Wohl um dem Sohn und künftigen Firmenchef einen privaten Sonderertrag zu ermöglichen, verkauften knapp ein Jahr später die Eltern eines dieser Grundstücke, (Lgb. Nr. 3261 i ; heute 3261/9), an Jakob Eichhorn IX., Maurer und dessen Ehefrau Maria geb. Dörfer zum Preis von 820 Mark. Das geplante Haus wurde rasch hochgezogen, kurz vor Weihnachten 1906 für 6.400 Mark verkauft und im Frühjahr 1907 von den Erwerbern Franz Offenloch, Zigarrenmacher (später Feldhüter) und Anna geb. Wahl bezogen. Die Baupläne aus jener Zeit sind leider nicht mehr vorhanden, sie dürften aber weitgehend denen entsprochen haben, welche in einem Grundbuchauszug aus dem Jahr 1932 wie folgt beschrieben werden: „einstöckiges Wohnhaus mit 2/3 Schienenkeller, Durchfahrt, Kniestock, Abtrittanbau und Kellereingangsüberbau sowie ein einstöckiger Schopf mit Schweinestall". Die Hofreite umfasste 193 qm, der Hausgarten 142 qm.
Das Anwesen wurde am 29.10.1937 für 8.000 Reichsmark weiter verkauft an Karl Hofmann, Polizeimeister und seine Ehefrau Elise geb. Dörr und ging im September 1950 per Erbfolge über an Gertrud, Ehefrau des Kraftfahrers Wilhelm Weber, wobei der Wert auf 8.500 DM geschätzt wurde. Die nächsten Eigentümer wurden am 24.03.1972 Werner Roos, Architekt, und seine Ehefrau Anna geb. Lenz aus Mannheim. Seit 1999 befindet das Anwesen im Eigentum der Familie Ripoll-Schmitz.
Unterlagen über größere Um- und Ausbauten im Wohnanwesen in den Jahren 1934 (Bau eines Kleintierstalls, Gasleitung, neue Hausstaffel), 1939 (Küchenumbau), 1974 (Kraftstromleitung, elektr. Klingel, neue Gasheizung) und 1975 (Elektroherd) konnten eingesehen werden.
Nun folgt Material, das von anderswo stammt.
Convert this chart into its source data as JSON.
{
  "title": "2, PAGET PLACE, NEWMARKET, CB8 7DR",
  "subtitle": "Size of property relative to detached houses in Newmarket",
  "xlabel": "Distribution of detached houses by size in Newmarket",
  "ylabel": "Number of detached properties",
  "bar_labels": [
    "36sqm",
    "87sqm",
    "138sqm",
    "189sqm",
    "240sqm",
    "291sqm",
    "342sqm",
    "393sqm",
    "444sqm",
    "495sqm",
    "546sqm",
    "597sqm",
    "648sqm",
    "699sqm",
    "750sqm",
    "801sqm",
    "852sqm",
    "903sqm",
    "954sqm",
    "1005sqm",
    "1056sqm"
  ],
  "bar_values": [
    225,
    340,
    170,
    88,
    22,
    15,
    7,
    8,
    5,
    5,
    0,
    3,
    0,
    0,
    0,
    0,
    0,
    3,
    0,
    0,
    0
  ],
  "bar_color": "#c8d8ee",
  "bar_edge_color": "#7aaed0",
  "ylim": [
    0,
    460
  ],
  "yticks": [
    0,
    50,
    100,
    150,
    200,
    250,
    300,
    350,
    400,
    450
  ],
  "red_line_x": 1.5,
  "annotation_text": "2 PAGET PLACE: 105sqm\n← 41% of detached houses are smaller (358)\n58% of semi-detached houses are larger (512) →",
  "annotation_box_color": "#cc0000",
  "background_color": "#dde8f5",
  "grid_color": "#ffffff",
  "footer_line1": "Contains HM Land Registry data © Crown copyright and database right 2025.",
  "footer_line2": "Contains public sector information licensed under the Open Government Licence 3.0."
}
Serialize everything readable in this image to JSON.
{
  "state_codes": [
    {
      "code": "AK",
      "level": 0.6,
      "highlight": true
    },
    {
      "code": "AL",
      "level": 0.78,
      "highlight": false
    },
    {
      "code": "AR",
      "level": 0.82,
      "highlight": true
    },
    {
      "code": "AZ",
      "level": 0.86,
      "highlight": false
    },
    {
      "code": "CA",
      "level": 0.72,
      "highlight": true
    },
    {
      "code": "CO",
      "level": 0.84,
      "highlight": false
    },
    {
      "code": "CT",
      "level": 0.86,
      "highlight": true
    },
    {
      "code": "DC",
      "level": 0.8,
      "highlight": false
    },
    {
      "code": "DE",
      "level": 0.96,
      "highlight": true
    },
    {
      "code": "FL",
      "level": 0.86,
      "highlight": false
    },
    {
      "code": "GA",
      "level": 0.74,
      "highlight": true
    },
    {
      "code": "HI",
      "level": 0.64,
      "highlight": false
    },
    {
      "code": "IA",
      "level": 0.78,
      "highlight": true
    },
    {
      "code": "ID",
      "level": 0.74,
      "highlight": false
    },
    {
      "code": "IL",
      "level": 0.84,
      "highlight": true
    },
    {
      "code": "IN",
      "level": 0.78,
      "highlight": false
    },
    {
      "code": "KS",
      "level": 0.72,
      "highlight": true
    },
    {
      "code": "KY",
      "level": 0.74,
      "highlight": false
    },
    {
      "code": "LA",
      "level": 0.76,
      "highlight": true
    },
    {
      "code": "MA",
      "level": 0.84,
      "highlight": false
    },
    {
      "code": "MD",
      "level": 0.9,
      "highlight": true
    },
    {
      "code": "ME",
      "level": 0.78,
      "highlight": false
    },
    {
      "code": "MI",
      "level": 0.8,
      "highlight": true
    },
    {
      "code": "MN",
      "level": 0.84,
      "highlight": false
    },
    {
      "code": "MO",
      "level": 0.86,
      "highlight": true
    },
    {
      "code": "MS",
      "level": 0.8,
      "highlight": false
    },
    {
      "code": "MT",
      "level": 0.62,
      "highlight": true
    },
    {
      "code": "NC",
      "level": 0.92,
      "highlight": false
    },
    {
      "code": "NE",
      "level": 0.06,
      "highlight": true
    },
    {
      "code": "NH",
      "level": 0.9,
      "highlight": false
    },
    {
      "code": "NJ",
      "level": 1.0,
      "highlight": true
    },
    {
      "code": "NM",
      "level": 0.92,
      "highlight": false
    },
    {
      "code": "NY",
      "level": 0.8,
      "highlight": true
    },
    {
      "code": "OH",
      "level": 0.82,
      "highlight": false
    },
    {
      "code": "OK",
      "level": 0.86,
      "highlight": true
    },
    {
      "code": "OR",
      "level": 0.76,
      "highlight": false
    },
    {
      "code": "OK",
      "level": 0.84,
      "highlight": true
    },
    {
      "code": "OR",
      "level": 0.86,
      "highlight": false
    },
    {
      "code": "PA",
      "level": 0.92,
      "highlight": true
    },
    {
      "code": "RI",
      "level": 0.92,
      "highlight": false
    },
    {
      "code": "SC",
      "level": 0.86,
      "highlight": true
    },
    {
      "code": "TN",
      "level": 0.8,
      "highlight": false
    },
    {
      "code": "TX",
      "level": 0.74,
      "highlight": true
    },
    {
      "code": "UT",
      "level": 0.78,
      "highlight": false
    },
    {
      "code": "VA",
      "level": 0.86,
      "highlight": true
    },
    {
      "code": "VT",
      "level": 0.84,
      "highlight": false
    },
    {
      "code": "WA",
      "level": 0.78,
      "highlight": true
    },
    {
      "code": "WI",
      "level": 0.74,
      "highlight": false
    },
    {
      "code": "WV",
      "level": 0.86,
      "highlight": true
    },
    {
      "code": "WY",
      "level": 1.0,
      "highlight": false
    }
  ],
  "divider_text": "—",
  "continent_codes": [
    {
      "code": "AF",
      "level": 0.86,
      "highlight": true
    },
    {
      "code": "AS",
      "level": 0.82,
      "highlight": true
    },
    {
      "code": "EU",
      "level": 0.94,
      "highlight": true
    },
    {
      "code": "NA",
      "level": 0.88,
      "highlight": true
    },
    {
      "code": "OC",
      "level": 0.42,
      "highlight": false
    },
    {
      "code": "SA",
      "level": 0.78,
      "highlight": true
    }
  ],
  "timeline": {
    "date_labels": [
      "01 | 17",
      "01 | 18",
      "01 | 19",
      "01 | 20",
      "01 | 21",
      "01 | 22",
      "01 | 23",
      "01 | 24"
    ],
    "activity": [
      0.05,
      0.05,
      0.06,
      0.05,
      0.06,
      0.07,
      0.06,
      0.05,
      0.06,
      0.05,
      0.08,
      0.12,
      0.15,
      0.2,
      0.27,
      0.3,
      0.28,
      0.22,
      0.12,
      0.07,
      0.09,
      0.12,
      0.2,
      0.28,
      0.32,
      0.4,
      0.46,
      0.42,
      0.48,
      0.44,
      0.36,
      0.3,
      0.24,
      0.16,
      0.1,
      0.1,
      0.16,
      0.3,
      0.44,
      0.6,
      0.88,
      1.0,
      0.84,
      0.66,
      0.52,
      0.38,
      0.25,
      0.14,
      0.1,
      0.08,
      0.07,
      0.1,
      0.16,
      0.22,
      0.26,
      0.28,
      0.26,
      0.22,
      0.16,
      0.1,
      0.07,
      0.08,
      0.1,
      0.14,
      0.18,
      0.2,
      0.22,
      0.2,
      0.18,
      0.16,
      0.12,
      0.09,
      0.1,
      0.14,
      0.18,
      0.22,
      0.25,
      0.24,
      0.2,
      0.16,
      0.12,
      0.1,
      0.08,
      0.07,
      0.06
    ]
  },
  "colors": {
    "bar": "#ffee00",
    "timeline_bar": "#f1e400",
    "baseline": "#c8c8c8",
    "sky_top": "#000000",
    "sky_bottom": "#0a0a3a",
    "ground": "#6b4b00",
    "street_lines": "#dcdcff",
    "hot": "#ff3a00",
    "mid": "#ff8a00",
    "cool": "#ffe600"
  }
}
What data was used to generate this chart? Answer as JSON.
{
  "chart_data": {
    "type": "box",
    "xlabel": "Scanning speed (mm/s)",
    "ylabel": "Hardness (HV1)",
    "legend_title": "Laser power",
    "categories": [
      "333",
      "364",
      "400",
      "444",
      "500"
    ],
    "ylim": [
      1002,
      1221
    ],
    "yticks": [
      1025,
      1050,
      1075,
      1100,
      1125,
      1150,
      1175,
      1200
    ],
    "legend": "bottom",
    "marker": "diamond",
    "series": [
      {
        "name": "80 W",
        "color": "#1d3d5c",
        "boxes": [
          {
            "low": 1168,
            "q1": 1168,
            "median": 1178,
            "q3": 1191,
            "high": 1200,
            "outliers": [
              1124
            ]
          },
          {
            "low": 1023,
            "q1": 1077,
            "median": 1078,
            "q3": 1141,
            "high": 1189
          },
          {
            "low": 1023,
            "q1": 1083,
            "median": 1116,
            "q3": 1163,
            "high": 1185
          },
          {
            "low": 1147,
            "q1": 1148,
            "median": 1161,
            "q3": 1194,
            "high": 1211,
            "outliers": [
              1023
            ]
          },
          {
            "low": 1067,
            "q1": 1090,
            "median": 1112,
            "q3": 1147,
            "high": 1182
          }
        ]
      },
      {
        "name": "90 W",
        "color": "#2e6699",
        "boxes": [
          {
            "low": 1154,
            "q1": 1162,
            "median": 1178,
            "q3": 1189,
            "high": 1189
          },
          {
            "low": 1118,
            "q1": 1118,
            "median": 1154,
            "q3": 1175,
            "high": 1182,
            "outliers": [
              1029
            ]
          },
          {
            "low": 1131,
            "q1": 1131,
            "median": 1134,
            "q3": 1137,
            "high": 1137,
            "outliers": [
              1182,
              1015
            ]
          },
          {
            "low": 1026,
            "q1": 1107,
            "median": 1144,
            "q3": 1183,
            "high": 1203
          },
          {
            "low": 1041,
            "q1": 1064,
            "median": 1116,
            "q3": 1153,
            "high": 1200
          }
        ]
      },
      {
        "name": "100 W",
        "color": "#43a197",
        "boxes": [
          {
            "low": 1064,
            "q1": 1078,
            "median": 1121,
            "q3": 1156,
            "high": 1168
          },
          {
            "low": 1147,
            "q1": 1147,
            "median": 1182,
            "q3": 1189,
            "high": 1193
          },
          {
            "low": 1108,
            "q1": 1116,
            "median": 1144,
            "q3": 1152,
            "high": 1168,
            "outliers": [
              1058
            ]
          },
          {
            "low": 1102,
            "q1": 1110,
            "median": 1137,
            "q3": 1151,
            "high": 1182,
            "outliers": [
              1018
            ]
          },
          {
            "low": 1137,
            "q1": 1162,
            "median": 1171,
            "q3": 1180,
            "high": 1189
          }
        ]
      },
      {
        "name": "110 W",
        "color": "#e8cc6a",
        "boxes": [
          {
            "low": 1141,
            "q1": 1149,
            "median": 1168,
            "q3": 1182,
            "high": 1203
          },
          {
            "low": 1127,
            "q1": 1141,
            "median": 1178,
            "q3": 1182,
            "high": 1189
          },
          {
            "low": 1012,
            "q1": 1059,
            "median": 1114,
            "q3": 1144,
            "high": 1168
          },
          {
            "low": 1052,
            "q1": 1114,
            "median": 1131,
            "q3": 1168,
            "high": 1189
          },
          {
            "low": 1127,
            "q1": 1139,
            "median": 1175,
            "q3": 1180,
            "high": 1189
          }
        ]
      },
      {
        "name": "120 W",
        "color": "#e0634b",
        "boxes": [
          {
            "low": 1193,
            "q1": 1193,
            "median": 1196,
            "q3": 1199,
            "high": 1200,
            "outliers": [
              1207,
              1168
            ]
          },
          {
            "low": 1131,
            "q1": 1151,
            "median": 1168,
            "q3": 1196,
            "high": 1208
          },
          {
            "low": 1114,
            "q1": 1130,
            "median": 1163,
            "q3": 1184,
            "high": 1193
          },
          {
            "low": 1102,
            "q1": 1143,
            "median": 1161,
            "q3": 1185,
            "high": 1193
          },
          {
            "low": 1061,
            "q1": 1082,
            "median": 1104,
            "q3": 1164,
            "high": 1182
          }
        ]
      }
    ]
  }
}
Während also im Laufe der Jahrzehnte im Innern des Hauses und an der Hofseite immer wieder Umbauten stattfanden, blieb das „Gesicht" zur Straßenseite hin völlig unverändert und zeigt noch heute, mit wieviel Geschmack und Sinn für Proportionen seinerzeit gebaut wurde. Deutliche Jugendstil-Anklänge sind insbesondere am Abschluss des Mittelteils sowie den beiden Dachgauben erkennbar. Auch die gelungene Verbindung einer modernen, hellen Farbgebung mit der alten Bauweise fallen angenehm auf. Das östlich angrenzende Haus hatte ursprünglich eine weitgehend identische Fassade, sodass sie zusammen ein auffällig schönes Ensemble bildeten.
Bei der hiesigen Bevölkerung war die Luisenstr. 3 besonders bekannt, als von 1939 bis etwa 1964 bis zu drei Diakonissen im Erdgeschoss wohnten und von dort aus ihrem Dienst am Nächsten nachgingen. So mancher ältere Hockenheimer denkt heute noch an seine Lausbubenzeit und die von den Schwestern verarzteten „Pletze" , wenn er an dort vorbei kommt.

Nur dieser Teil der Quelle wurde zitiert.